‘A miraculous season’: How the Lee’s Summit West relay teams soared at national meet

The Lee’s Summit West girls track relay teams knew they were in the midst of a special season this spring.

The sprint relay team of Sidney Cole, Whitney Farrington, Mikah Scott and Alivia Tolbert broke a Missouri state record in the 4x100. Makayla Clark ran with the team for the 4x400 and anchored a national-best time in the sprint-medley relay in April.

So when the team placed second in the Class 5 state championships in May, the team, all seniors except for Scott, still had its eyes on one last meet: the Nike Outdoor Nationals in Eugene, Oregon at the end of June.

“I think there was a small level of disappointment for us after state,” Farrington said. “So I think that created a new motivation for Oregon to go and to redeem themselves from that and to just kind of achieve those things that we felt like maybe we had fallen short of.”

The five runners kept up with their training religiously. They were on the track the day after school ended, during the weekends and for brutal Monday interval training days.

Clark, who hurt her hip running the mile during the state championship, learned how to swim to stay in shape as she worked her way back to full strength. Farrington went on a family vacation right before the meet and woke up early every morning to get in her workouts.

At the national meet, the Lee’s Summit West team won first in the 4x100, 4x200 and sprint-medley relay, along with third in the 4x400.

“After the first race we did, where we won the medley, running off and seeing everybody in the stadium watch you as we were .01 away from the meet record or stadium record, that was unbelievable,” Tolbert said. “That was a crazy experience, and I wouldn’t change it for the world.”

Menka Scott, the team’s sprint coach and a former All-America at Tennessee — and Mikah’s mother — would send the team brief texts of encouragement throughout the season. Even despite the work they put in, several of the girls said they were still surprised by how well they ran at the Nike Outdoor Nationals.

But Menka wasn’t.

“I knew that it was coming. I’ve been telling the girls all year to trust the process,” Menka said. “They thought they were gonna get like third or fourth or something, you know, and I kept telling them to believe.”

The night before they raced, Clark said the team took a photo of the school record board. It already featured their names and “2022” next to several records, including Clark’s 800-meter and 1600-meter marks.
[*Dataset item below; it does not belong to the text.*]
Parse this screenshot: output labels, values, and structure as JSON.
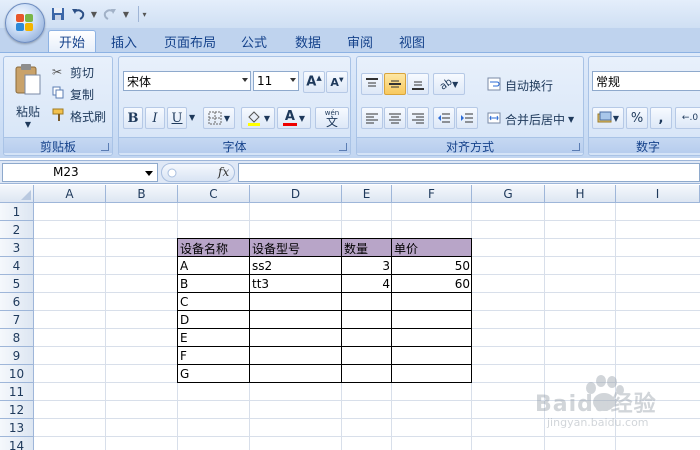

“It was like, ‘We put our names on here, but this is our last time to make our mark,’” Clark said. “It was the last time we were all going to run as a Titan, the last time we were going to run together as a team. I feel like that was definitely a part of it.”

Part of the relay team had run together for years: Cole and Tolbert said they both grew up together and competed together in relays since middle school.

And before her senior year, Farrington decided she wanted to compete as a sprinter after years of distance running. She shaved over four seconds off of her 400-meter time as she joined the relay team that all the runners described as close-knit on and off the track.

Each of the girls is going to a different college in the Midwest: Cole to Iowa, Clark to Iowa State, Farrington to Missouri State and Tolbert to Kansas, while Mikah will finish her senior year at Lee’s Summit.

“They got to teach me a lot of things, and it’s really sad that they’re all leaving,” Mikah said. “But now, I feel like I can step up and be a leader with what they’ve taught me.”

Menka and her late husband Terry have been fixtures in the Missouri track & field community for decades as coaches and former all-time great sprinters themselves. Terry, a Missouri Track and Field Hall of Fame inductee, held the state 100-meter record for 30 years before he coached Olympian Maurice Mitchell, who beat his time in 2007.

The two coached in the Kansas City area for years, and Menka said they lost count at about 300 kids they helped get to the level for college scholarships.

Even though they had retired, the opportunity to coach their daughter when Mikah reached the high school level at Lee’s Summit West was “a unique opportunity” to help her daughter the way she had helped so many others.

When her husband died at 57 in November 2021, leaving behind his wife and daughter, Menka said she was really glad the opportunity to coach her daughter had opened up for her.

“With all the records that we’ve broken, from being No. 1 in the sprint-medley relay to going out there at nationals, it’s just been an amazing year,” Menka said. “This really was a miraculous season. We’ve had a guardian angel watching over us, and I really think it’s my husband, to tell you the truth.”